There's gold in them thar databases

There's gold in them thar databases

Summary: Finding hidden patterns and trends in masses of corporate data--in real time--takes up enormous processing power, but it can be very profitable.The buzz of the corporate data explosion has meant near-constant headaches for corporate data managers charged with making sense of ever-growing mountains of information.


Finding hidden patterns and trends in masses of corporate data--in real time--takes up enormous processing power, but it can be very profitable.

The buzz of the corporate data explosion has meant near-constant headaches for corporate data managers charged with making sense of ever-growing mountains of information. Facing pressure to extract meaningful value from this data, many have turned to complex data mining systems that use preternaturally intelligent mathematical algorithms to sift through massive volumes of information looking for previously unknown relationships.

Although data mining has been sold as a way to maximise the value of any type of corporate data, however, its user base has largely been limited to the upper tier of business — financial services, large retail, telecommunications, and government users.

Tax offices use it to look for discrepancies in lodged forms; banks use it to spot credit card fraud and to profile customers likely to declare bankruptcy or default on loans; law enforcement agencies use it to detect money laundering; insurance companies use it to pick out fraudulent claims; and retailers analyse sales trends to model consumers' buying behaviour and adjust stores' stock levels accordingly.

In a well-known example of the technology's power, the Australian Securities and Investment Commission used NetMap, which cross-references relationships between data in a case — to root out the 1996 insider trading conducted by then-Macquarie Bank executive Simon Hannes.

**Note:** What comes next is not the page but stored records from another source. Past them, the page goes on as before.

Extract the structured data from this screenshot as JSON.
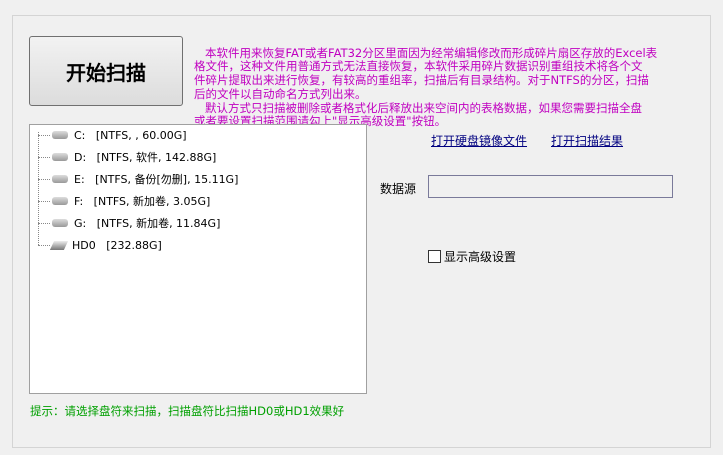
{
  "start_button": "开始扫描",
  "description_lines": [
    "   本软件用来恢复FAT或者FAT32分区里面因为经常编辑修改而形成碎片扇区存放的Excel表",
    "格文件，这种文件用普通方式无法直接恢复，本软件采用碎片数据识别重组技术将各个文",
    "件碎片提取出来进行恢复，有较高的重组率，扫描后有目录结构。对于NTFS的分区，扫描",
    "后的文件以自动命名方式列出来。",
    "   默认方式只扫描被删除或者格式化后释放出来空间内的表格数据，如果您需要扫描全盘",
    "或者要设置扫描范围请勾上\"显示高级设置\"按钮。"
  ],
  "tree": [
    {
      "label": "C:   [NTFS, , 60.00G]",
      "icon": "drive-icon"
    },
    {
      "label": "D:   [NTFS, 软件, 142.88G]",
      "icon": "drive-icon"
    },
    {
      "label": "E:   [NTFS, 备份[勿删], 15.11G]",
      "icon": "drive-icon"
    },
    {
      "label": "F:   [NTFS, 新加卷, 3.05G]",
      "icon": "drive-icon"
    },
    {
      "label": "G:   [NTFS, 新加卷, 11.84G]",
      "icon": "drive-icon"
    },
    {
      "label": "HD0   [232.88G]",
      "icon": "harddisk-icon"
    }
  ],
  "hint": "提示：请选择盘符来扫描，扫描盘符比扫描HD0或HD1效果好",
  "links": {
    "open_image": "打开硬盘镜像文件",
    "open_result": "打开扫描结果"
  },
  "data_source_label": "数据源",
  "data_source_value": "",
  "advanced_checkbox": "显示高级设置"
}
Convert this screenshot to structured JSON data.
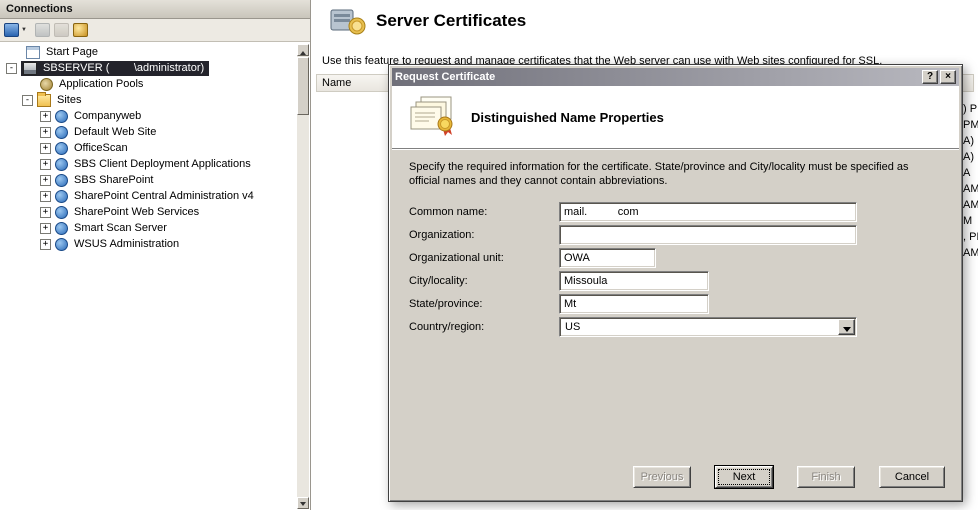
{
  "icons": {
    "caret_down": "▼",
    "expand_plus": "+",
    "collapse_minus": "-"
  },
  "connections": {
    "header": "Connections",
    "tree": {
      "start_page": "Start Page",
      "server": "SBSERVER (        \\administrator)",
      "application_pools": "Application Pools",
      "sites": "Sites",
      "site_items": [
        "Companyweb",
        "Default Web Site",
        "OfficeScan",
        "SBS Client Deployment Applications",
        "SBS SharePoint",
        "SharePoint Central Administration v4",
        "SharePoint Web Services",
        "Smart Scan Server",
        "WSUS Administration"
      ]
    }
  },
  "main": {
    "page_title": "Server Certificates",
    "description": "Use this feature to request and manage certificates that the Web server can use with Web sites configured for SSL.",
    "list": {
      "name_column": "Name",
      "right_edge_fragments": [
        ") P",
        "PM",
        "A)",
        "A)",
        "A",
        "AM",
        "AM",
        "M",
        ", PM",
        "AM"
      ]
    }
  },
  "dialog": {
    "title": "Request Certificate",
    "titlebar_buttons": {
      "help": "?",
      "close": "×"
    },
    "section_title": "Distinguished Name Properties",
    "instructions": "Specify the required information for the certificate. State/province and City/locality must be specified as official names and they cannot contain abbreviations.",
    "fields": [
      {
        "label": "Common name:",
        "value": "mail.          com"
      },
      {
        "label": "Organization:",
        "value": ""
      },
      {
        "label": "Organizational unit:",
        "value": "OWA"
      },
      {
        "label": "City/locality:",
        "value": "Missoula"
      },
      {
        "label": "State/province:",
        "value": "Mt"
      },
      {
        "label": "Country/region:",
        "value": "US"
      }
    ],
    "buttons": [
      {
        "label": "Previous"
      },
      {
        "label": "Next"
      },
      {
        "label": "Finish"
      },
      {
        "label": "Cancel"
      }
    ]
  }
}
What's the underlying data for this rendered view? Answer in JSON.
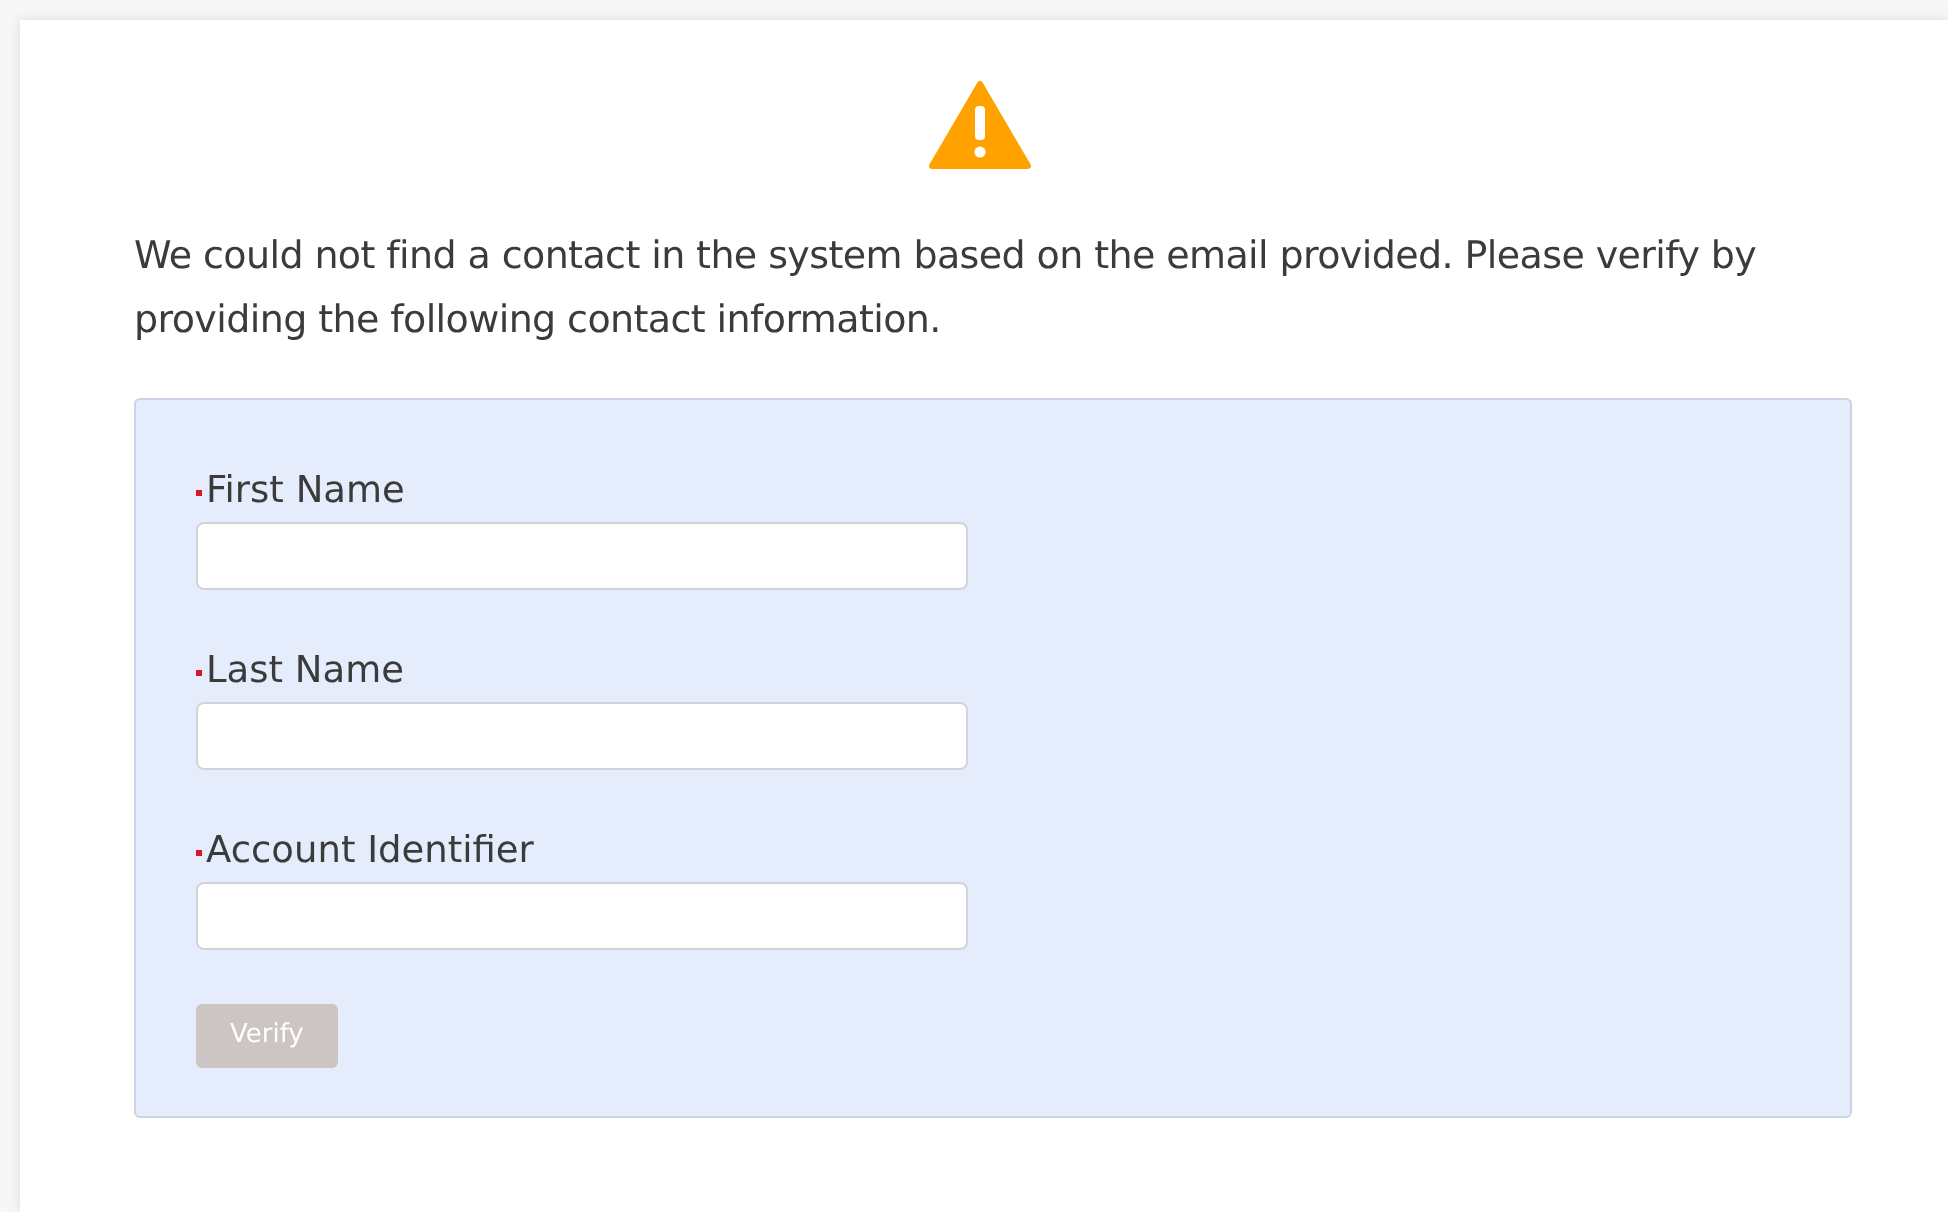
{
  "message": "We could not find a contact in the system based on the email provided. Please verify by providing the following contact information.",
  "fields": [
    {
      "label": "First Name",
      "required": true
    },
    {
      "label": "Last Name",
      "required": true
    },
    {
      "label": "Account Identifier",
      "required": true
    }
  ],
  "button": {
    "label": "Verify",
    "disabled": true
  }
}
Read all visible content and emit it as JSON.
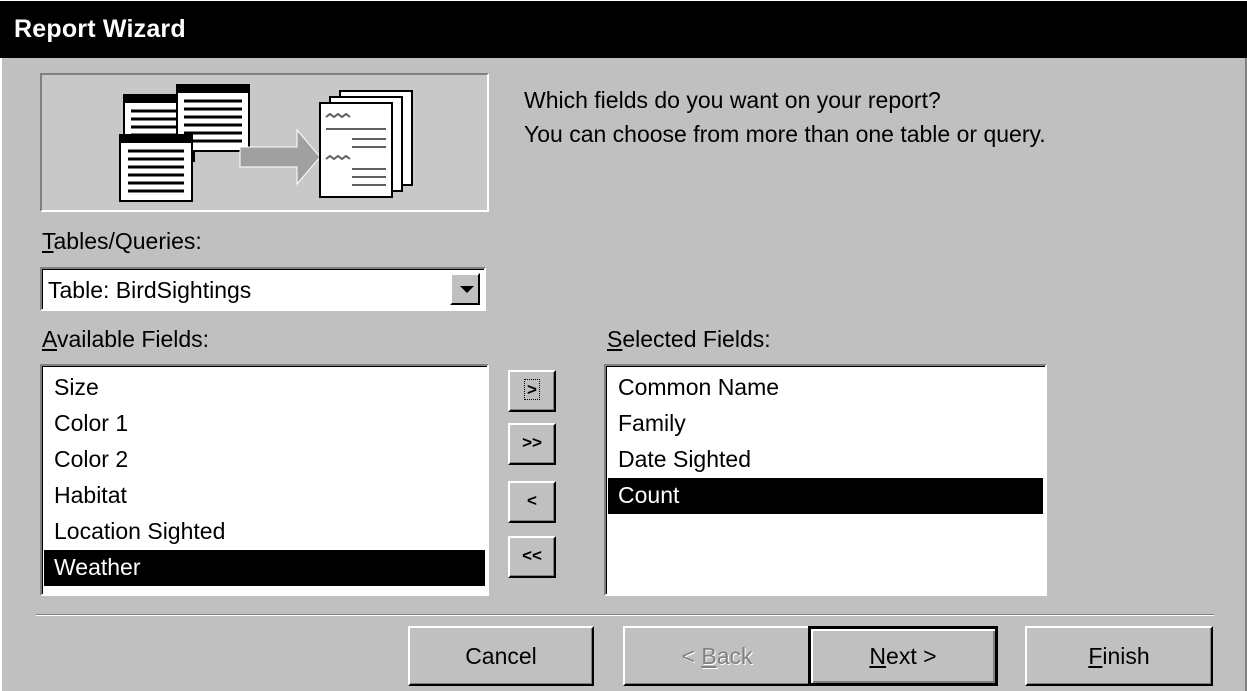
{
  "window": {
    "title": "Report Wizard"
  },
  "prompt": {
    "line1": "Which fields do you want on your report?",
    "line2": "You can choose from more than one table or query."
  },
  "tables_queries": {
    "label_mnemonic": "T",
    "label_rest": "ables/Queries:",
    "selected": "Table: BirdSightings"
  },
  "available_fields": {
    "label_mnemonic": "A",
    "label_rest": "vailable Fields:",
    "items": [
      "Size",
      "Color 1",
      "Color 2",
      "Habitat",
      "Location Sighted",
      "Weather"
    ],
    "selected_item": "Weather"
  },
  "selected_fields": {
    "label_mnemonic": "S",
    "label_rest": "elected Fields:",
    "items": [
      "Common Name",
      "Family",
      "Date Sighted",
      "Count"
    ],
    "selected_item": "Count"
  },
  "move_buttons": {
    "add_one": ">",
    "add_all": ">>",
    "remove_one": "<",
    "remove_all": "<<"
  },
  "buttons": {
    "cancel": "Cancel",
    "back_prefix": "< ",
    "back_mnemonic": "B",
    "back_rest": "ack",
    "next_mnemonic": "N",
    "next_rest": "ext >",
    "finish_mnemonic": "F",
    "finish_rest": "inish"
  },
  "colors": {
    "title_bg": "#000000",
    "face": "#c0c0c0",
    "selection": "#000000"
  }
}
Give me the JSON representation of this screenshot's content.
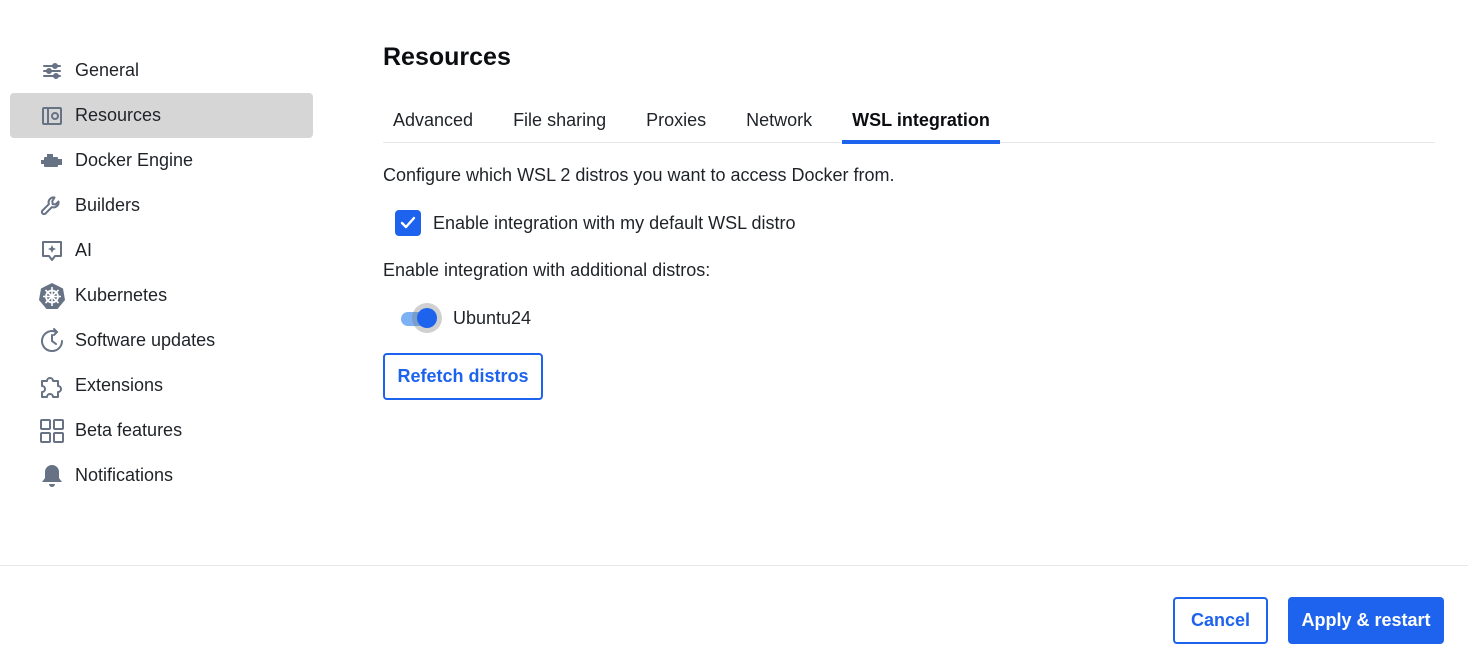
{
  "sidebar": {
    "items": [
      {
        "label": "General",
        "icon": "sliders-icon"
      },
      {
        "label": "Resources",
        "icon": "resources-icon",
        "active": true
      },
      {
        "label": "Docker Engine",
        "icon": "engine-icon"
      },
      {
        "label": "Builders",
        "icon": "wrench-icon"
      },
      {
        "label": "AI",
        "icon": "ai-icon"
      },
      {
        "label": "Kubernetes",
        "icon": "kubernetes-icon"
      },
      {
        "label": "Software updates",
        "icon": "clock-update-icon"
      },
      {
        "label": "Extensions",
        "icon": "puzzle-icon"
      },
      {
        "label": "Beta features",
        "icon": "grid-icon"
      },
      {
        "label": "Notifications",
        "icon": "bell-icon"
      }
    ]
  },
  "main": {
    "title": "Resources",
    "tabs": [
      {
        "label": "Advanced"
      },
      {
        "label": "File sharing"
      },
      {
        "label": "Proxies"
      },
      {
        "label": "Network"
      },
      {
        "label": "WSL integration",
        "active": true
      }
    ],
    "description": "Configure which WSL 2 distros you want to access Docker from.",
    "default_distro": {
      "label": "Enable integration with my default WSL distro",
      "checked": true
    },
    "additional_label": "Enable integration with additional distros:",
    "distros": [
      {
        "name": "Ubuntu24",
        "enabled": true
      }
    ],
    "refetch_label": "Refetch distros"
  },
  "footer": {
    "cancel_label": "Cancel",
    "apply_label": "Apply & restart"
  },
  "colors": {
    "accent": "#1d63ed",
    "active_nav_bg": "#d6d6d6",
    "icon": "#677285"
  }
}
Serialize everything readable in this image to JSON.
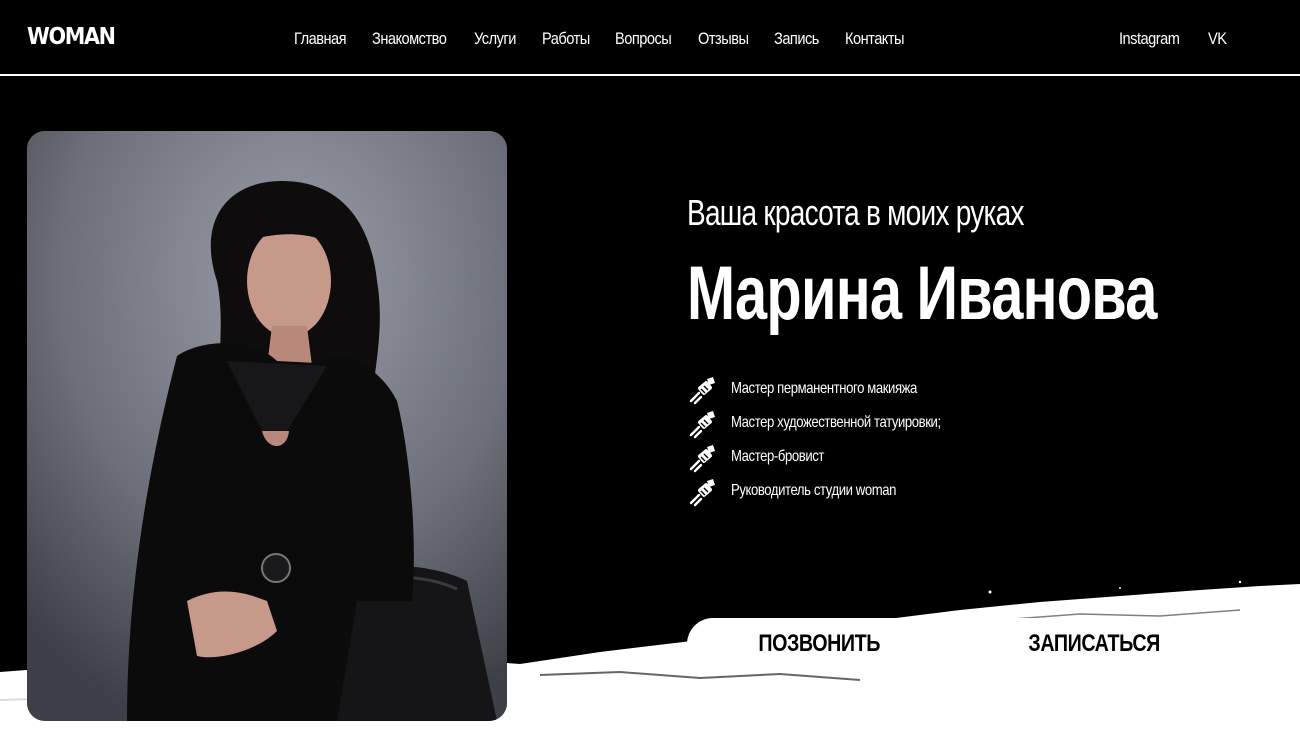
{
  "header": {
    "logo": "WOMAN",
    "nav": [
      "Главная",
      "Знакомство",
      "Услуги",
      "Работы",
      "Вопросы",
      "Отзывы",
      "Запись",
      "Контакты"
    ],
    "social": [
      "Instagram",
      "VK"
    ]
  },
  "hero": {
    "subtitle": "Ваша красота в моих руках",
    "name": "Марина Иванова",
    "features": [
      "Мастер перманентного макияжа",
      "Мастер художественной татуировки;",
      "Мастер-бровист",
      "Руководитель студии woman"
    ],
    "feature_icon": "tattoo-machine-icon",
    "buttons": {
      "call": "ПОЗВОНИТЬ",
      "book": "ЗАПИСАТЬСЯ"
    }
  },
  "colors": {
    "background": "#000000",
    "text": "#ffffff",
    "button_bg": "#ffffff",
    "button_text": "#000000"
  }
}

The technology has even found a home at Italian soccer club AC Milan, which is using Computer Associates' CleverPath Predictive Analysis Server to analyse physiological, orthopaedic, and mechanical data culled from a variety of sources. The system digs through data to identify factors that may have led to player injuries in the past, then uses CA's Neugents technology to watch incoming data and warn specialists about the emergence of a similar situation that could potentially lead to player injury.

At its core, data mining is about creating useful information by identifying previously unknown relationships within a data set. Yet despite its usefulness, practical limits on data mining's uptake have stemmed from its high cost (implementations often run into seven figures) and the complexity involved in integrating applications and databases with tools that have never been designed for user-friendliness.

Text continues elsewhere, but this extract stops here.